Authors: Jing Wang; Dezhi Han
Addresses: School of Information Engineering, Shanghai Maritime University, 1550 Pudong Avenue, Pudong New Area, Shanghai, Shanghai, 201306, China ' School of Information Engineering, Shanghai Maritime University, 1550 Pudong Avenue, Pudong New Area, Shanghai, Shanghai, 201306, China
Abstract: With the advent of the era of big data, network intrusion detection systems based on K-means algorithm cannot meet the detection efficiency and detection speed requirements in big data environment. The DPC algorithm can be applied to high-dimensional network traffic and large-scale data application environments, but there are problems of large calculated amount and limited serial processing capability.

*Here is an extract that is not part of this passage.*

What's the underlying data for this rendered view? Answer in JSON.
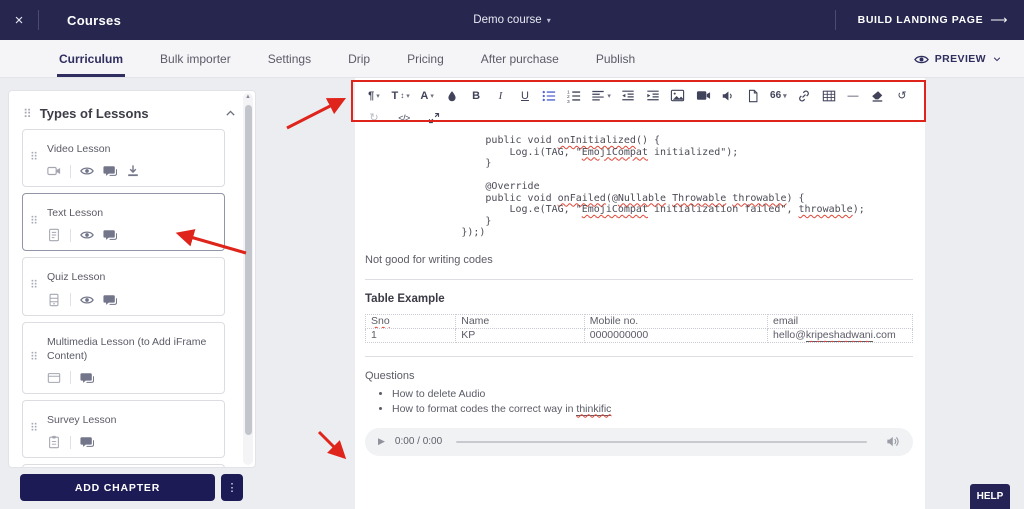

Aiming at the problems of DPC algorithm, the DPC algorithm is adjusted firstly to improve the clustering accuracy of the algorithm. Then, the DPC algorithm a parallelised on the Spark platform, so that the processing ability and running speed of the DPC algorithm is greatly improved by running in parallel in the memory of multiple virtual machines. The experimental results show that the network intrusion detection system based on parallel DPC clustering algorithm has higher detection rate and lower false rate. The parallelisation clustering efficiency is much higher than the single-computer clustering efficiency.
Keywords: DPC; clustering; network intrusion detection; Spark; parallel.
International Journal of Embedded Systems, 2020 Vol.13 No.3, pp.318 - 327
Received: 09 Feb 2019
Accepted: 05 Aug 2019
Published online: 30 Sep 2020 *